LA ECONOMÍA DE LOS HUEVOS RANCHEROS I
Los mexicanos somos muy dados a criticar a los deportistas, aunque no seamos deportistas, sobre todo a quienes nos representan en los Juegos Olímpicos. Les dicen de todo, aunque no se conozca lo que es entrenar de seis a ocho horas al día, aunque no se conozca lo que es levantarse de la cama a las 4:30 AM para ir a entrenar, y aunque no se conozca lo que es competir en contra de los mejores atletas del planeta. Pero bueno, la crítica desde un televisor con una chela en la mano es una reacción espontánea y consecuente con una personalidad peculiar.

No obstante, el deporte es un buen referente para establecer ejemplos, comparaciones y metáforas de todo tipo. Así que utilicemos la disciplina del atletismo en su modalidad de maratón, para determinar qué significa el crecimiento económico que actualmente se viene alcanzando – esto les va a gustar.

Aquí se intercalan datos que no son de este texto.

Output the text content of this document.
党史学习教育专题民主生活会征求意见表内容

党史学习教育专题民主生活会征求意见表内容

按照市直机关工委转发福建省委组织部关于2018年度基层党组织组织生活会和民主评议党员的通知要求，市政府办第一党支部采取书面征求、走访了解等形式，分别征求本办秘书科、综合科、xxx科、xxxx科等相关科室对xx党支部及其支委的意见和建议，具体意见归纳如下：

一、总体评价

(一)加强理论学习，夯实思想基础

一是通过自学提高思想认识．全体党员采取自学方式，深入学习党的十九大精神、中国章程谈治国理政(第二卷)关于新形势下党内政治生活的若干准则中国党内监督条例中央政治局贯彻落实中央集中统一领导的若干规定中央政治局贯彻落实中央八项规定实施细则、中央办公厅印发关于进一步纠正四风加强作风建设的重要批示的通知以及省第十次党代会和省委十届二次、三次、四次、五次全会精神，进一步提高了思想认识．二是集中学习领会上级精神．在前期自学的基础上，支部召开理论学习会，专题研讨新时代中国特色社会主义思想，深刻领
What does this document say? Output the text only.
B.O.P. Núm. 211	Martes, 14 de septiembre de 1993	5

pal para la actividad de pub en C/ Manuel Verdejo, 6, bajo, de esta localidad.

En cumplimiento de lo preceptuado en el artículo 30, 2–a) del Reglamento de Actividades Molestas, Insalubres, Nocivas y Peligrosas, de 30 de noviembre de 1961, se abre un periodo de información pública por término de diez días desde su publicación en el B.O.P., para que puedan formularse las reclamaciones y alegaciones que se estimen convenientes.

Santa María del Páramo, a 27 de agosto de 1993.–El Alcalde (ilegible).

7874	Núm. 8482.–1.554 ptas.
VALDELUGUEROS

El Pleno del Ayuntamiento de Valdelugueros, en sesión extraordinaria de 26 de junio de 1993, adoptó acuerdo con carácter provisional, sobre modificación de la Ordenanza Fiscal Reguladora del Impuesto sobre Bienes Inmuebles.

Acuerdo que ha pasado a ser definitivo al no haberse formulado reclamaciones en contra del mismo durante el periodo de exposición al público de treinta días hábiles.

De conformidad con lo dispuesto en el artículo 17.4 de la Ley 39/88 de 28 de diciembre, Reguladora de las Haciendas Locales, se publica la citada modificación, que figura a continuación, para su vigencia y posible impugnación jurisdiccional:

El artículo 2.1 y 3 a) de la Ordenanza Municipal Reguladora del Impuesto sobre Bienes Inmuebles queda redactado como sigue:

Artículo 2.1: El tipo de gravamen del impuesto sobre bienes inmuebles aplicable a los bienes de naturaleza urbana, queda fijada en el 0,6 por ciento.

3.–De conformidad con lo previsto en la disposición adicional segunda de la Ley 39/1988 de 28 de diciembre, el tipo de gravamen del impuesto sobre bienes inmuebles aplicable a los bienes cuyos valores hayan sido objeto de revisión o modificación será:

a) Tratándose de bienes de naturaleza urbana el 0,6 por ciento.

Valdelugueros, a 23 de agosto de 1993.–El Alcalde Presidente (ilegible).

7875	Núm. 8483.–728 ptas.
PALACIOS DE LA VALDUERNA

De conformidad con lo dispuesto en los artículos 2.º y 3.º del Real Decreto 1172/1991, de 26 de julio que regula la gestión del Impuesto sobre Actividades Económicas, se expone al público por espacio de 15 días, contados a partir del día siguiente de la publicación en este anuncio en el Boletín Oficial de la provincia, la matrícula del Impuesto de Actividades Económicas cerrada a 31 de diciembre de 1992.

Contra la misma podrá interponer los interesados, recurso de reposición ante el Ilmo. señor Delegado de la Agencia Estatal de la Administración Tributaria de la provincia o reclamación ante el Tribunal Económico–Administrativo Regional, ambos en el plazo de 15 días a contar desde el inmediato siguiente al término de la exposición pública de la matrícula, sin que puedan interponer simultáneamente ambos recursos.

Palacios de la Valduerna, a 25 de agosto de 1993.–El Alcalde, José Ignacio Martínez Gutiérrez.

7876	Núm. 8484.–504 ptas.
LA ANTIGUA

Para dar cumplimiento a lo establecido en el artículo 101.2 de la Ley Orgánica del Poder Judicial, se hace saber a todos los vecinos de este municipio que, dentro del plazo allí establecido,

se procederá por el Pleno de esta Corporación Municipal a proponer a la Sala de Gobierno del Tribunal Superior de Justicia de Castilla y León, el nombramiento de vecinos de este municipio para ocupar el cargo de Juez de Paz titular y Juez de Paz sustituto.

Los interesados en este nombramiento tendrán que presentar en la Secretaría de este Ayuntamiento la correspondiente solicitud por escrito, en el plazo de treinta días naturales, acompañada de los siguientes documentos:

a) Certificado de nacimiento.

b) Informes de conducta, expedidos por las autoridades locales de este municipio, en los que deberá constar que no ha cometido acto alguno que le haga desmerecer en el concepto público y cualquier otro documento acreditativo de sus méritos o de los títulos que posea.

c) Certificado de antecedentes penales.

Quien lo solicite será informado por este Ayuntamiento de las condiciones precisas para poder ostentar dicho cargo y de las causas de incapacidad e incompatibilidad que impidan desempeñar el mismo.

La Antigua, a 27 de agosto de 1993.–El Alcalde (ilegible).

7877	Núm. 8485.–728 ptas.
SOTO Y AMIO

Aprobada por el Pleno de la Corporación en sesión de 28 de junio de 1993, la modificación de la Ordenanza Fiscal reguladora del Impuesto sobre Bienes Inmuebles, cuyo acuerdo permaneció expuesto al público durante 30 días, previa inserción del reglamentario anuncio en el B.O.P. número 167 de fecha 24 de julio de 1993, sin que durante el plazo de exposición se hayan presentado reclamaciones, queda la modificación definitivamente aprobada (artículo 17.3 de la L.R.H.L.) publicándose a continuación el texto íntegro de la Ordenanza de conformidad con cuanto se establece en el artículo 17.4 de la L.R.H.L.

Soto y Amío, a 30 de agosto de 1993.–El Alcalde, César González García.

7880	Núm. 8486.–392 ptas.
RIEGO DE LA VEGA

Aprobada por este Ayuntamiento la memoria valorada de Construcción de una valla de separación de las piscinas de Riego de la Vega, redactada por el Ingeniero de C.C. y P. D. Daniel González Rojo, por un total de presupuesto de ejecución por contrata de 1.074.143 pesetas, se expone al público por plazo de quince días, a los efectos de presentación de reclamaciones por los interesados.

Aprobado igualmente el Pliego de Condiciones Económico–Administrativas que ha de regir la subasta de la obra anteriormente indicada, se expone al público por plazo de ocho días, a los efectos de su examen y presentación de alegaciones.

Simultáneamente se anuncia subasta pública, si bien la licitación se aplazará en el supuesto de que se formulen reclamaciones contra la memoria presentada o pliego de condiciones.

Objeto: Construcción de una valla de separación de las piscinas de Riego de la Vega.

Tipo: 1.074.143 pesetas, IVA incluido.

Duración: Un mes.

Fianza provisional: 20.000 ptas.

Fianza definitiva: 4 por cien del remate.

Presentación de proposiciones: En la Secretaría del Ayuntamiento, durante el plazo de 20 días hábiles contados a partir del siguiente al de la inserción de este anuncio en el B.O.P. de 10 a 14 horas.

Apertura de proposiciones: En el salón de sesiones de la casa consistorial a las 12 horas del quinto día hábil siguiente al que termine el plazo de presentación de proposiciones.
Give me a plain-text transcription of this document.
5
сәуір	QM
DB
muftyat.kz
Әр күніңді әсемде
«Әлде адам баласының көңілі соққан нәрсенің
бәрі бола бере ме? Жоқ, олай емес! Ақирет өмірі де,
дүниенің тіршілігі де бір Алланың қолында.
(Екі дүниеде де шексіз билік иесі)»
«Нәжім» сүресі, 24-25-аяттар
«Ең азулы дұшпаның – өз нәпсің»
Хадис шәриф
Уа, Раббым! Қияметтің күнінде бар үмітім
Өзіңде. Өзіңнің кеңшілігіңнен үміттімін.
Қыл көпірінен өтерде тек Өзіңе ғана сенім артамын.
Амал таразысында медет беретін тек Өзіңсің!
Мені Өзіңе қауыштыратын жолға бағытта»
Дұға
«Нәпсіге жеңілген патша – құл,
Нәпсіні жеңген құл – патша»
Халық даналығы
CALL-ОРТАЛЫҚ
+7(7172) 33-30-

Primero establezcamos, si ustedes lo permiten, que quien se dice el mejor atleta del mundo – es decir el conductor de la economía y elocuente prometedor de un mundo mejor que el que nos pueda dar Santa Claus –se jactó de alcanzar el 4% de crecimiento anual en seis años consecutivos con facilidad, inclusive desde el primer año de su mandato, – porque gobernar es muy fácil - y ya en plena carrera maratónica, buscando recorrer los 42.195 kilómetros en 2 horas con 1 minuto y 39 segundos (121 minutos en total de la marca mundial) como todo un plusmarquista olímpico y mundial, o en términos económicos el 4% del PIB, que al paso que va, en el momento en que los competidores crucen la meta de esos 42,195 metros de distancia, nuestro campeón recorrerá apenas 5.27 kilómetros o 5,270 metros – que es lo que cualquier nadador puede alcanzar en ese tiempo, nadando de a pechito y poniéndose de a “muertito” media hora con una piña colada. Así de justa la comparación (aunque desagrade a porristas y demás).

Lo anterior en función que se tienen registradas las cifras del desempeño de la economía mexicana del primer semestre que nos revelan que el atleta consiguió el 0.1% de crecimiento en el segundo trimestre del año en curso, siendo que en el primer trimestre registró el -0.2% y que el Banco de México proyecta un crecimiento anual total del PIB para 2019 del 0.5%.

Pero hablando de justicia efectiva, digámoslo también, el campeón de campeones no tiene la culpa. Y no tiene la culpa porque la economía mexicana padece de problemas estructurales, no de malestares superficiales. Y como él mismo lo ha dicho, así le dejaron el país y la economía. De lo que en todo caso sí es responsable, es haber prometido lo que en los hechos no podía lograr, a menos que hubiese una cirugía mayor sobre la estructura económica mexicana, y ello, tampoco se puede hacer teniendo a tecnócratas, fifís y conservadores – como él los llama – en la dependencia que conduce la política económica del país. Que lejos de encauzar los esfuerzos de la Hacienda Pública a perseguir nuevas formas para reforzar los cimientos y la estructura económica viciada, se ha dedicado a frenar, con los mismos instrumentos y procedimientos de los tecnócratas de siempre, esas dos variables, las más importantes en la demanda agregada del modelo económico mexicano: el gasto público y la inversión.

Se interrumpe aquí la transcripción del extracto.